The second problem with the reported death data is the way that deaths are defined: “Number of deaths of people who had had a positive test result for COVID-19 and died within 28 days of the first positive test”. This means that if a person has a positive test but then the next day is run over by a bus and killed, this would be counted as a COVID-19 death. Conversely, if a person has a positive test result for COVID-19 but dies on day 29 after their first positive test, they would not be counted as a COVID-19 death. A more reliable way to define deaths as COVID-19 related is to look at the death certificate, which is what data from the Office for National Statistics considers. This data presents the number of deaths of people whose death certificate mentioned COVID-19 as one of the causes, but this data is published only weekly and there is a lag in reporting of at least 11 days. The ONS also considers excess deaths, which examine how many more deaths we are seeing compared with the 5-year average for the same time of year.

 Trying to get an accurate picture of what case numbers mean for underlying prevalence is difficult and has already been discussed by PHASTAR. But it seems that death data is no less confusing. There remains a constant balancing act between needing the most up-to-date data and ensuring that this data is reliable enough to be acting upon. And, of course, the issues discussed here are not unique to the UK. Every country across the globe faces difficulties in collecting, assessing, and disseminating COVID-19 data. Deciding how to define a COVID-19 case, and a COVID-19 death is not a straightforward task, and yet it is of paramount importance that the data collected accurately reflects the current situation. But with every country choosing their own definitions, it is difficult to make meaningful country-to-country comparisons. Each country also faces their own challenges in how they choose to communicate the information that they are collecting. In the UK we are frequently presented with lots of data which has led to a rise in “couch statisticians” whereby anyone can carry out a “statistical analysis” of the information. But is this a good idea when most of the population are not trained in statistics? As statisticians, we understand the intricacies of data, we understand the volatility of time series data, we appreciate the role of uncertainty. Choosing how much data to make publicly available varies throughout the world and simply providing the data isn’t enough; the commentary that goes along side it is just as important. 

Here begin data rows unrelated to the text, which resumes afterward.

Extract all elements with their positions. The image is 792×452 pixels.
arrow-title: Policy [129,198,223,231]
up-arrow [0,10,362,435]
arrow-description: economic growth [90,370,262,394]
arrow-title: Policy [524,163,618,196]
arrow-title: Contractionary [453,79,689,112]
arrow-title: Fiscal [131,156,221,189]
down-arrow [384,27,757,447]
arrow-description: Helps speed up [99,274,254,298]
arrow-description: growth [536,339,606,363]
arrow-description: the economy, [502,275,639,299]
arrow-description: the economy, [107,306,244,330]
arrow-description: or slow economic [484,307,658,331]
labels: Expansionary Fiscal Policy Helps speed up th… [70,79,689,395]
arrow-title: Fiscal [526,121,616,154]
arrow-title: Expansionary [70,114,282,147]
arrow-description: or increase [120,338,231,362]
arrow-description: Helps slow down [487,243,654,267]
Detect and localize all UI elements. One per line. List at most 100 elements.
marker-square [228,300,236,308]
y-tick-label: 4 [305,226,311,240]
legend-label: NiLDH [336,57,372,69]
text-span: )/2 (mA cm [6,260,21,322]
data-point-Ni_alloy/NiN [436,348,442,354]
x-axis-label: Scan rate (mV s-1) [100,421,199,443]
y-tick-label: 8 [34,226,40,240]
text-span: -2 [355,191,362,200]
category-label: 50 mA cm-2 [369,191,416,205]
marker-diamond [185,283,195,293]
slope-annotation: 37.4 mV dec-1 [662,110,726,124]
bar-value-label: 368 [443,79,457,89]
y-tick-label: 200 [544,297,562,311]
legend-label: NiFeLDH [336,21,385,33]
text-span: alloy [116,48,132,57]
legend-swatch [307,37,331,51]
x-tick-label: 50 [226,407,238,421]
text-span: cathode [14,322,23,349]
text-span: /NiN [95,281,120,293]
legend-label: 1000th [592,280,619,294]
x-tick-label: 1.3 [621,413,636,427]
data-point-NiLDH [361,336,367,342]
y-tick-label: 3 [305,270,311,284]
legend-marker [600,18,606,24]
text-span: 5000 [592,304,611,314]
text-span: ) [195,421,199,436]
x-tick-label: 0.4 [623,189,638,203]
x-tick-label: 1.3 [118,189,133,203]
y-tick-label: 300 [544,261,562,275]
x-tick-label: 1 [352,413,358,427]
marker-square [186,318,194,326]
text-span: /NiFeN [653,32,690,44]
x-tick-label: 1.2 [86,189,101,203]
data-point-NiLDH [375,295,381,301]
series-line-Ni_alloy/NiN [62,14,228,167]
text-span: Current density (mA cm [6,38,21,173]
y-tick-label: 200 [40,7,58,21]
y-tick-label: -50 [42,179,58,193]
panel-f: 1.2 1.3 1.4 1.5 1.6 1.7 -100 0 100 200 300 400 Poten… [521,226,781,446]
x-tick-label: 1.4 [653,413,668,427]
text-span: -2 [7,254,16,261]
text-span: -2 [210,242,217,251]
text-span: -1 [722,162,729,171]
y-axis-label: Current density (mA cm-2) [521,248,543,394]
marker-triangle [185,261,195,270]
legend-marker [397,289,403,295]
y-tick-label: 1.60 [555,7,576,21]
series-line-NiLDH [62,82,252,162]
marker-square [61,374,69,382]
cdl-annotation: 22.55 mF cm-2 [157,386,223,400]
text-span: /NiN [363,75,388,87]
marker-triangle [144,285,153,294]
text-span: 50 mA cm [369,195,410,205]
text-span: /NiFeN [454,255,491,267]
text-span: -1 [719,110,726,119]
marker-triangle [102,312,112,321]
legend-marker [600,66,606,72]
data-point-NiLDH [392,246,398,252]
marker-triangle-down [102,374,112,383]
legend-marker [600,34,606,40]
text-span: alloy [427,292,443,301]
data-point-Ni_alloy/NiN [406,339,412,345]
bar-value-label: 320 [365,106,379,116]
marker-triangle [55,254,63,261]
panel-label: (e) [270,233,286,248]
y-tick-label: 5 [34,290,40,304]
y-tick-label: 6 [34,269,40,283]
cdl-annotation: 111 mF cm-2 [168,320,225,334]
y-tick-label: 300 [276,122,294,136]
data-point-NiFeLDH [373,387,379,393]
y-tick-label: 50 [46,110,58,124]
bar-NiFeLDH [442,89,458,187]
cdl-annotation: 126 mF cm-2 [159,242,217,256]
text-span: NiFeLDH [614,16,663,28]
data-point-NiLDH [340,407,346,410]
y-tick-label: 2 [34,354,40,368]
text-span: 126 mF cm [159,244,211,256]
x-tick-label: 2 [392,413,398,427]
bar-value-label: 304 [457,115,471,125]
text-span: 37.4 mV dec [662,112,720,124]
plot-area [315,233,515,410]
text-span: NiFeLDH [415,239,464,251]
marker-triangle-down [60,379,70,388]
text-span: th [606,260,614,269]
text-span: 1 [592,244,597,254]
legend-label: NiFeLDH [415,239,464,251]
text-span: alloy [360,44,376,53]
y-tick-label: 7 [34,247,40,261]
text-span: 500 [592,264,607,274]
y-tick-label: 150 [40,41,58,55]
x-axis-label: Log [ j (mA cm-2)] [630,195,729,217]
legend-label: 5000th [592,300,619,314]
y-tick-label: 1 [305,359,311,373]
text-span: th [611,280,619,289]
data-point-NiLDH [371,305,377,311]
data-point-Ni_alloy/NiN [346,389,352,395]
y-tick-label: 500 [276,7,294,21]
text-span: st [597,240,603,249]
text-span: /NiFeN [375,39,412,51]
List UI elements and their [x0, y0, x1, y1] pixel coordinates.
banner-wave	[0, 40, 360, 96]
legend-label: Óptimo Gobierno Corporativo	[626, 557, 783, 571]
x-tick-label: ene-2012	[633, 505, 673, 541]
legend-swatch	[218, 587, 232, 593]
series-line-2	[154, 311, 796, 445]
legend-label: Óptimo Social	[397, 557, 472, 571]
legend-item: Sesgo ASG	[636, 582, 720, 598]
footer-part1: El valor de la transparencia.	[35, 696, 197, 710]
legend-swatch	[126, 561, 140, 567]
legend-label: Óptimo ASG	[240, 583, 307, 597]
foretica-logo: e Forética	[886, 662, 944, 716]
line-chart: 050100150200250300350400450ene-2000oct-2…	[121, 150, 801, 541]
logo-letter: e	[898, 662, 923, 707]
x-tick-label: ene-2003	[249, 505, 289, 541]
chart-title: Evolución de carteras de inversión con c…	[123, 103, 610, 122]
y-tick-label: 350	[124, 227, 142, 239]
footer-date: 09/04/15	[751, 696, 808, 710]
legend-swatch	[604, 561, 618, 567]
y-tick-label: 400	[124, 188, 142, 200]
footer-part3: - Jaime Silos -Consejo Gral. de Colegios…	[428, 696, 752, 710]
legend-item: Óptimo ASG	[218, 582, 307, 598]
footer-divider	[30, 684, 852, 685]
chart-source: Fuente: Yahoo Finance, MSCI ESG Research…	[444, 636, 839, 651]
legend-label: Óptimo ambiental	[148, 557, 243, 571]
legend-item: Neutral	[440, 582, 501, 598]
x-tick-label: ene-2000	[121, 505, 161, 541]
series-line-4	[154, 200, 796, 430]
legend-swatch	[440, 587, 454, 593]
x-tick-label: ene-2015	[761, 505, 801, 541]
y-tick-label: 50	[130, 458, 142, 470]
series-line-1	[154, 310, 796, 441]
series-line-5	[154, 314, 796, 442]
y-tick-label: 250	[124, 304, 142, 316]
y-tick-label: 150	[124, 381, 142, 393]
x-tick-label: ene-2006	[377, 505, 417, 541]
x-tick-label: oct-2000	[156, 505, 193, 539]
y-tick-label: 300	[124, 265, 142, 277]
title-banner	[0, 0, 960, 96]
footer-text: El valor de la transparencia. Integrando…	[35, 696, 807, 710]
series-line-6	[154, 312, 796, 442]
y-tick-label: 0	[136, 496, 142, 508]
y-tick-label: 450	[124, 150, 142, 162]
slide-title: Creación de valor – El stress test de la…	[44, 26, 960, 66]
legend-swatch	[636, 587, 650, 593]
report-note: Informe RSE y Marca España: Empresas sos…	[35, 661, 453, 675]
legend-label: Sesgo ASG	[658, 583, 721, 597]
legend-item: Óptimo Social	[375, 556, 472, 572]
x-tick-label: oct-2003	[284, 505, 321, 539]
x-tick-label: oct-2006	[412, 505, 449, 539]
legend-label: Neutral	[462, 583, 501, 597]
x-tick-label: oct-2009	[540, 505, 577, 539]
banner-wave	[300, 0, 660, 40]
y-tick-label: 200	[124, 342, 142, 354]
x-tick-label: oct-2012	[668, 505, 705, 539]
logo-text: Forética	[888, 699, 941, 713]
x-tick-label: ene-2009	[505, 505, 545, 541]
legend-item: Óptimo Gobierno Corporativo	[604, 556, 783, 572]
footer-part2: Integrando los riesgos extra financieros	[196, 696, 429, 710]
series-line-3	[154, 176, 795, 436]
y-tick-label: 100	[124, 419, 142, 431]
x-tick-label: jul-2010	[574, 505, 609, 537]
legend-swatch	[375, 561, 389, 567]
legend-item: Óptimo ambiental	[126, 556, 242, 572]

As for where we stand right now; hopefully we are now going to be seeing a continual drop in case numbers and that 7-day average curve will only be going in one direction. But whilst we wait for that peak in cases to filter through to a peak in deaths, we are likely to see death numbers continue to increase and it is likely that we will be seeing more deaths in this second wave than we did in the first. We’re not over the worst of it yet, but hopefully, with the introduction of a widespread vaccine programme, that light at the end of the tunnel may be getting closer.